Принс. The Beautiful Ones. Оборвавшаяся автобиография легенды поп-музыки - Принс Роджерс Нельсон
Шрифт:
Интервал:
Закладка:
Возвращаюсь к нашему последнему разговору, за четыре дня до его смерти. Мы снова говорили о его родителях, анализируя их дуэльное влияние на его жизнь. Он чувствовал это на биологическом уровне – отсюда и его интерес к клеточной памяти. Возможно ли, что его тело хранило их шрамы?

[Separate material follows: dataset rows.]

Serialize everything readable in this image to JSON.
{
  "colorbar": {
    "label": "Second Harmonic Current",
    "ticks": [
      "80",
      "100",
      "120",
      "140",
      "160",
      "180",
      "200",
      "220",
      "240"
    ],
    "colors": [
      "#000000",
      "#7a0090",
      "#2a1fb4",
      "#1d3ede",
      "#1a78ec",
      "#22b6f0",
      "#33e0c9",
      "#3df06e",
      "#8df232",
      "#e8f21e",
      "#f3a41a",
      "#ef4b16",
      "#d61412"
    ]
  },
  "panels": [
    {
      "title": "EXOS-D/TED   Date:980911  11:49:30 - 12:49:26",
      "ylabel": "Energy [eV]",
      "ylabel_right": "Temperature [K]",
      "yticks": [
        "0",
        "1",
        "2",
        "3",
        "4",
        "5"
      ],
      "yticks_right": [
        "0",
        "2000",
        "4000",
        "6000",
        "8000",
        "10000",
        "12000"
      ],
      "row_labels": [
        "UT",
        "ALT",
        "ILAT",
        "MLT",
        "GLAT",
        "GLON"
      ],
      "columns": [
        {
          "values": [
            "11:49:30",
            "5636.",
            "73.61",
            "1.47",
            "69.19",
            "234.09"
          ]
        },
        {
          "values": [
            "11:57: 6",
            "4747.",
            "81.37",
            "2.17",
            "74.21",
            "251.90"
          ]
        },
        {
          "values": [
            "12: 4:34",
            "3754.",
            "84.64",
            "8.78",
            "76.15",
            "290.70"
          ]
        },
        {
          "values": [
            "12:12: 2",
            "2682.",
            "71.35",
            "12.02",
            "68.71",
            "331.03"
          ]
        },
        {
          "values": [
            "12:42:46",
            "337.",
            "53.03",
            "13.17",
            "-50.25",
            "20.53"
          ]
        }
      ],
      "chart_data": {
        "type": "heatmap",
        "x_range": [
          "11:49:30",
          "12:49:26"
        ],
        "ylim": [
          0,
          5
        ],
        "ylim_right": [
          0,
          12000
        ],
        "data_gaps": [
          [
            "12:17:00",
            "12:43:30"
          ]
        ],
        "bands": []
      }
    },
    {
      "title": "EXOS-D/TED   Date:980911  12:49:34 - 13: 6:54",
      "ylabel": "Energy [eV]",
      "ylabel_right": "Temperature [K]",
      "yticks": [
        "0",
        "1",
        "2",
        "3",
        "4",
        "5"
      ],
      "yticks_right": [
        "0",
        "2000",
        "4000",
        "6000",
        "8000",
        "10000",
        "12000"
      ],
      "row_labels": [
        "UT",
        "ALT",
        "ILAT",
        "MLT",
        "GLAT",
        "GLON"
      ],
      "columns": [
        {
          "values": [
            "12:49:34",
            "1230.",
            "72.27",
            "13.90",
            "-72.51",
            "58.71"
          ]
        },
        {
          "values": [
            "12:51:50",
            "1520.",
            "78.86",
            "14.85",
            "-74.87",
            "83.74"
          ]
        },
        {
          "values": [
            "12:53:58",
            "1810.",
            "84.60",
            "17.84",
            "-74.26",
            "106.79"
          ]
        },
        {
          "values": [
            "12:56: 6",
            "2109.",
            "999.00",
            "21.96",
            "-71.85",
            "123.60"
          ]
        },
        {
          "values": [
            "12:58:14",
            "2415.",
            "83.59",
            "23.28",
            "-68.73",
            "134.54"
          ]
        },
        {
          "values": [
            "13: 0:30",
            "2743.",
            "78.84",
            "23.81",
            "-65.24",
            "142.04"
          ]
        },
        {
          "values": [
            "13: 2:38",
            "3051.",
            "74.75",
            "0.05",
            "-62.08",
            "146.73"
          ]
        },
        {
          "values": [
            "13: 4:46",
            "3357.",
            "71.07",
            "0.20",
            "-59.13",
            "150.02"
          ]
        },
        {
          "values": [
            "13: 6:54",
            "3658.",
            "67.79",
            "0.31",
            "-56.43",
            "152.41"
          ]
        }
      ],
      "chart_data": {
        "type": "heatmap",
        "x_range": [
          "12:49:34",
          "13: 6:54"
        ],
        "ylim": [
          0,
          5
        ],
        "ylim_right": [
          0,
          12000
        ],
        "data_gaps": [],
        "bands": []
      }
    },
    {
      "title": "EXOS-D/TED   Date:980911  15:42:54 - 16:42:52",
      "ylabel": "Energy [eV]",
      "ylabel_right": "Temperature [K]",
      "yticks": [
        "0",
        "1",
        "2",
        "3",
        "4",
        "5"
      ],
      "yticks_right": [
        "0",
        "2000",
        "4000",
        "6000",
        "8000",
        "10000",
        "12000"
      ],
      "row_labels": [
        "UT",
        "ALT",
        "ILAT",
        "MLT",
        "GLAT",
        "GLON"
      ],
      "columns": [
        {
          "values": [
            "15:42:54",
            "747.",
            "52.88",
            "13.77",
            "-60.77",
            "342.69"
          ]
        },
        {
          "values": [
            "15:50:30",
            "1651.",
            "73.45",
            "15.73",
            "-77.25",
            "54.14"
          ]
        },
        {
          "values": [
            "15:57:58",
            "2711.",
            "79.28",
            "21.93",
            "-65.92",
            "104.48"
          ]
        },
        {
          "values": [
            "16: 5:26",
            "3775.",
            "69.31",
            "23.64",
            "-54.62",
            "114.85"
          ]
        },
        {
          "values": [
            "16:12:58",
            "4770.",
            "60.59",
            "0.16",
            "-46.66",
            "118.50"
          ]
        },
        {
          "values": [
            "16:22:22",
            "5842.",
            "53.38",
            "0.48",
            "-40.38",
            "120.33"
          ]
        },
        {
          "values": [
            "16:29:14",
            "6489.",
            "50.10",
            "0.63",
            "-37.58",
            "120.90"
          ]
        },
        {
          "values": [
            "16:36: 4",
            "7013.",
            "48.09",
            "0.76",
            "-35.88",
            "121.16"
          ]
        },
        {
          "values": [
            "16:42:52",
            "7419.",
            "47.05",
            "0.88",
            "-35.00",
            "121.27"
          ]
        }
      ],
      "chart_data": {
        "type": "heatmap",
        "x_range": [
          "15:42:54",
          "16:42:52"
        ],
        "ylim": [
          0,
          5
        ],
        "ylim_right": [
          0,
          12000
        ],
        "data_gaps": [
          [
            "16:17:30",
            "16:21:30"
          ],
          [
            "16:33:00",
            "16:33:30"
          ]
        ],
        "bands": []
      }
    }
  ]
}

«Размышляя о структуре книги, – сказал он, – было бы глупо, если бы в твоем голосе звучали научные, основанные на фактах вопросы, а также излагались факты о клеточной памяти. Сейчас я пишу о своей жизни, музыке и уличной жизни. И думая о When Doves Cry – мы бы могли переосмыслить эту песню слово за словом». В некотором смысле фанк-музыка была идеальным средством для решения этой дилеммы. Он был живым противоречием, его мать и отец в одном лице. Фанк работал точно так же, объединяя импульс и структуру. Вот почему мы должны были найти подходящее для этого слово.
Также он размышлял над обложкой. «Один художник рисовал меня поэтапно на протяжении всей моей карьеры. Подожди, я тебе пришлю». Это были знаменитые рисунки Мартина Хомента, который иллюстрировал The Many Faces of Prince на протяжении всей его карьеры. Возможно, это будет хорошей обложкой. Это было все, что нужно было учитывать, «когда мы действительно начали работать над этим». Но на этот раз не было никакой определенной даты, связанной с этой работой.
«На самом деле я просто хотел позвонить и сказать тебе, что именно об этом я и думал», – произнес он. – И я в порядке».
Мы повесили трубки. Мне казалось, что это наш самый обычный естественный разговор, даже несмотря на то, что я провел большую его часть в неуклюжей позе на полу моей спальни, как я уже писал ранее. Мы начали прямо с того места, где остановились.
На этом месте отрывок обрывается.